Some merchants say they received a boost during the three-day Presidents Day tax-free sales holiday on energy-efficient appliances and electric products, but others say the event was still not adequately advertised.

Maryland held its third tax-free weekend last weekend, waiving the 6 percent state sales tax on qualifying Energy Star products such as compact fluorescent light bulbs, refrigerators and clothes washers.

At Appliance Land in Beltsville, sales during this year’s tax-free weekend rose 25 percent over the 2012 promotion, when they were up 30 percent over 2011, owner Tony Patane said Thursday.

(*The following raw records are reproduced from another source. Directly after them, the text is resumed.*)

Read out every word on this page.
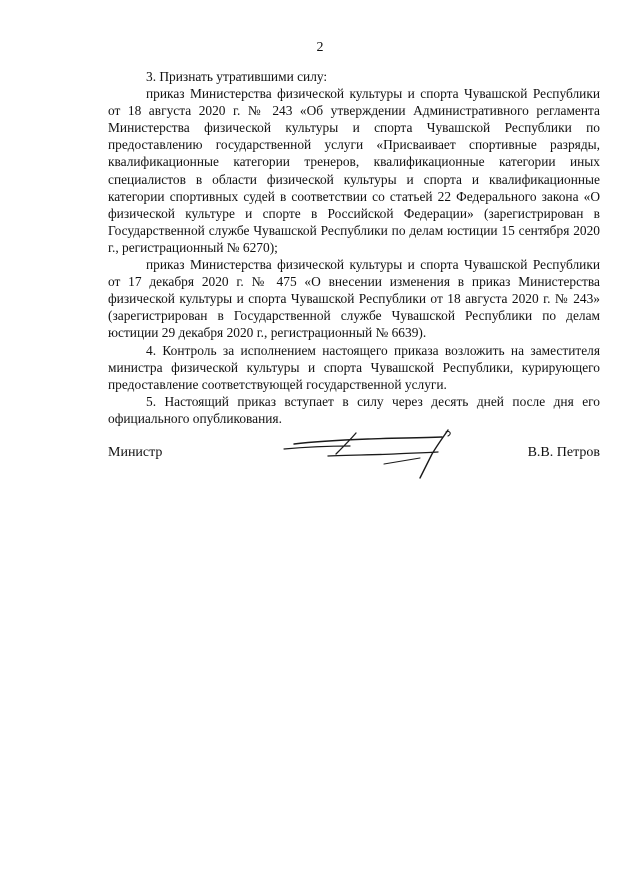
2

3. Признать утратившими силу:

приказ Министерства физической культуры и спорта Чувашской Республики от 18 августа 2020 г. № 243 «Об утверждении Административного регламента Министерства физической культуры и спорта Чувашской Республики по предоставлению государственной услуги «Присваивает спортивные разряды, квалификационные категории тренеров, квалификационные категории иных специалистов в области физической культуры и спорта и квалификационные категории спортивных судей в соответствии со статьей 22 Федерального закона «О физической культуре и спорте в Российской Федерации» (зарегистрирован в Государственной службе Чувашской Республики по делам юстиции 15 сентября 2020 г., регистрационный № 6270);

приказ Министерства физической культуры и спорта Чувашской Республики от 17 декабря 2020 г. № 475 «О внесении изменения в приказ Министерства физической культуры и спорта Чувашской Республики от 18 августа 2020 г. № 243» (зарегистрирован в Государственной службе Чувашской Республики по делам юстиции 29 декабря 2020 г., регистрационный № 6639).

4. Контроль за исполнением настоящего приказа возложить на заместителя министра физической культуры и спорта Чувашской Республики, курирующего предоставление соответствующей государственной услуги.

5. Настоящий приказ вступает в силу через десять дней после дня его официального опубликования.

Министр	В.В. Петров
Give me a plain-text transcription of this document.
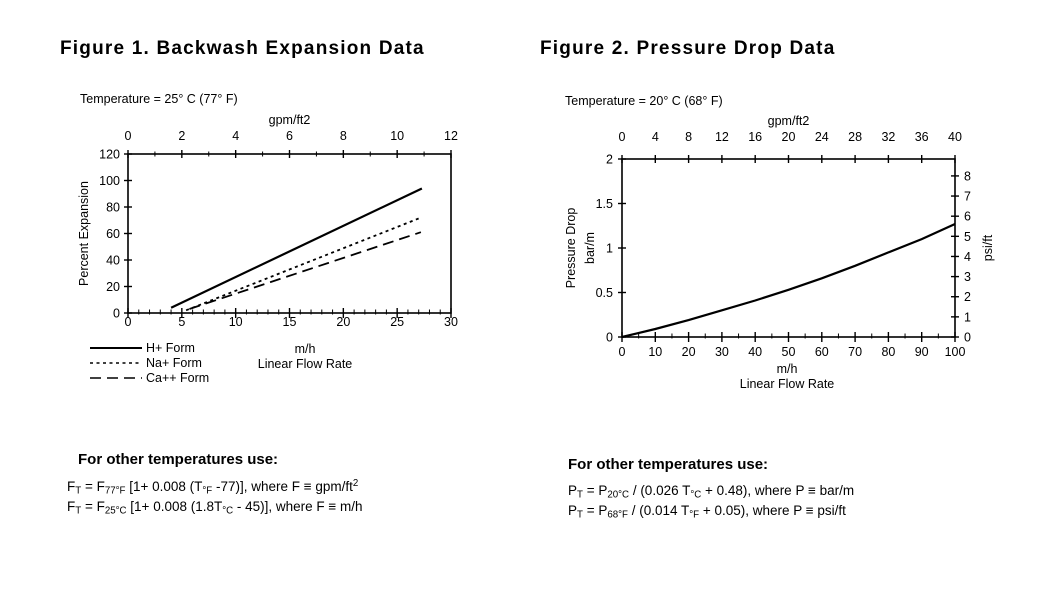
Figure 1. Backwash Expansion Data
Temperature = 25° C (77° F)
gpm/ft2
0	2	4	6	8	10	12
0	5	10	15	20	25	30
m/h
Linear Flow Rate
0
20
40
60
80
100
120
Percent Expansion
H+ Form
Na+ Form
Ca++ Form
For other temperatures use:
$F_T = F_{77^\circ F}$ [1+ 0.008 ($T_{^\circ F}$ -77)], where F ≡ gpm/$ft^2$
$F_T = F_{25^\circ C}$ [1+ 0.008 $(1.8T_{^\circ C} - 45)$], where F ≡ m/h
Figure 2. Pressure Drop Data
Temperature = 20° C (68° F)
gpm/ft2
0 4 8 12 16 20 24 28 32 36 40
0 10 20 30 40 50 60 70 80 90 100
m/h
Linear Flow Rate
0
0.5
1
1.5
2
Pressure Drop bar/m
0
1
2
3
4
5
6
7
8
psi/ft
For other temperatures use:
$P_T = P_{20^\circ C} / (0.026$ $T_{^\circ C} + 0.48$), where P ≡ bar/m
$P_T = P_{68^\circ F} / (0.014$ $T_{^\circ F} + 0.05$), where P ≡ psi/ft
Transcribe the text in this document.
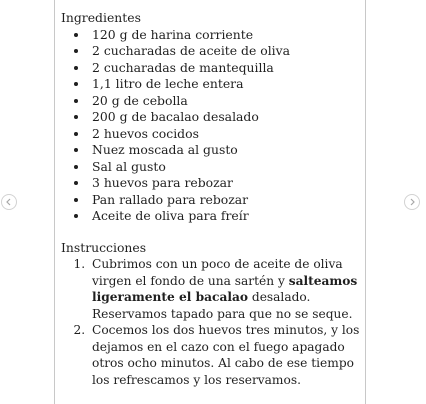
Ingredientes

• 120 g de harina corriente
• 2 cucharadas de aceite de oliva
• 2 cucharadas de mantequilla
• 1,1 litro de leche entera
• 20 g de cebolla
• 200 g de bacalao desalado
• 2 huevos cocidos
• Nuez moscada al gusto
• Sal al gusto
• 3 huevos para rebozar
• Pan rallado para rebozar
• Aceite de oliva para freír

Instrucciones

1. Cubrimos con un poco de aceite de oliva virgen el fondo de una sartén y salteamos ligeramente el bacalao desalado. Reservamos tapado para que no se seque.
2. Cocemos los dos huevos tres minutos, y los dejamos en el cazo con el fuego apagado otros ocho minutos. Al cabo de ese tiempo los refrescamos y los reservamos.
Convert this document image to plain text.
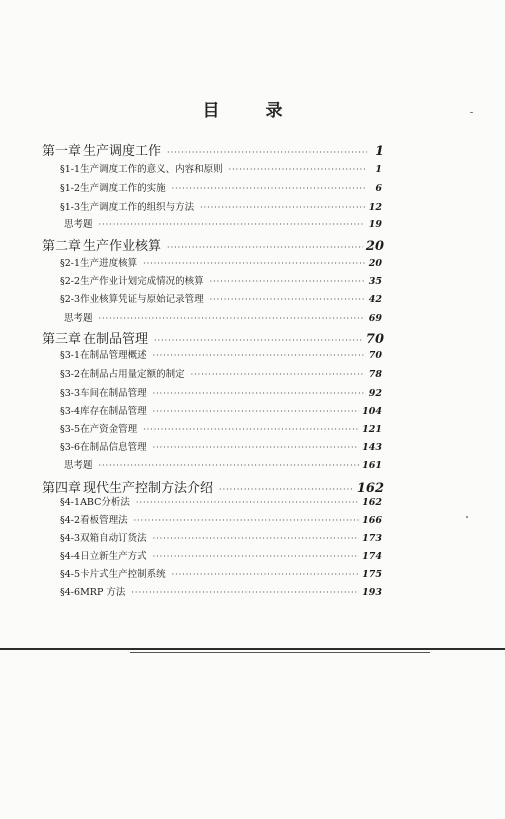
目 录
第一章 生产调度工作 ·····	1
§1-1 生产调度工作的意义、内容和原则 ·····	1
§1-2 生产调度工作的实施 ·····	6
§1-3 生产调度工作的组织与方法 ·····	12
思考题 ·····	19
第二章 生产作业核算 ·····	20
§2-1 生产进度核算 ·····	20
§2-2 生产作业计划完成情况的核算 ·····	35
§2-3 作业核算凭证与原始记录管理 ·····	42
思考题 ·····	69
第三章 在制品管理 ·····	70
§3-1 在制品管理概述 ·····	70
§3-2 在制品占用量定额的制定 ·····	78
§3-3 车间在制品管理 ·····	92
§3-4 库存在制品管理 ·····	104
§3-5 在产资金管理 ·····	121
§3-6 在制品信息管理 ·····	143
思考题 ·····	161
第四章 现代生产控制方法介绍 ·····	162
§4-1 ABC分析法 ·····	162
§4-2 看板管理法 ·····	166
§4-3 双箱自动订货法 ·····	173
§4-4 日立新生产方式 ·····	174
§4-5 卡片式生产控制系统 ·····	175
§4-6 MRP 方法 ·····	193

He said the average shopper spent about $1,100 on products during the promotion, with the store taking in $300 more than usual for each sale. Patane said the boost is particularly impressive for an independent merchant at a time when the number of appliance retailers in the Washington, D.C. region is growing.

“We’re really happy with this weekend,” Patane said, although sales often lag for 10 days before and after the promotion, as shoppers time their purchases with the tax break. “In this industry, over the past few years, sales have been flat at best. To have a 25 percent increase is a good thing.”

Appliance Land also has stores in Rockville, Annapolis and Pikesville.

Hardware stores such as Strosniders Hardware in Bethesda noticed some customer interest, but the promotion’s main focus was increasing awareness of energy efficiency, said Ken Wood, manager of the electrical department.

“In reality, the event is more geared toward appliances,” Wood said. “But it definitely works. Anybody wants to save anything nowadays.”

Strosniders also has stores in Potomac and Silver Spring.

Several other Maryland hardware business representatives said they were not aware of the promotion. State Comptroller Peter V.R. Franchot (D) was on a media blitz leading up to the weekend promotion, making announcements over the radio and at media events.

Patane also said the state needs to do a better job of ensuring customers know which products are eligible for the tax break. Every year he deals with shoppers coming to the store to buy Energy Star dishwashers and other appliances that are not eligible, he said. Patane said he would like to see more products qualify, as the point of the program is persuading people to swap out their old products for energy-efficient ones.

The comptroller’s office does not project losses in sales tax revenues from the annual promotion. But a fiscal note from the enabling legislation the General Assembly passed during the 2007 special session estimated that such revenues would fall by $591,500 in fiscal 2012.

Maryland is one of five states that offer an Energy Star tax-free weekend. Virginia holds such a promotion in October.

The promotion is Maryland’s second yearly tax-free holiday; the other, in August, is for school shopping and clothing.

Patrick Donoho, president of the Maryland Retailers Association, said the promotion draws people and allows real savings for customers.

“I think it’s helpful for consumers and the environment,” he said.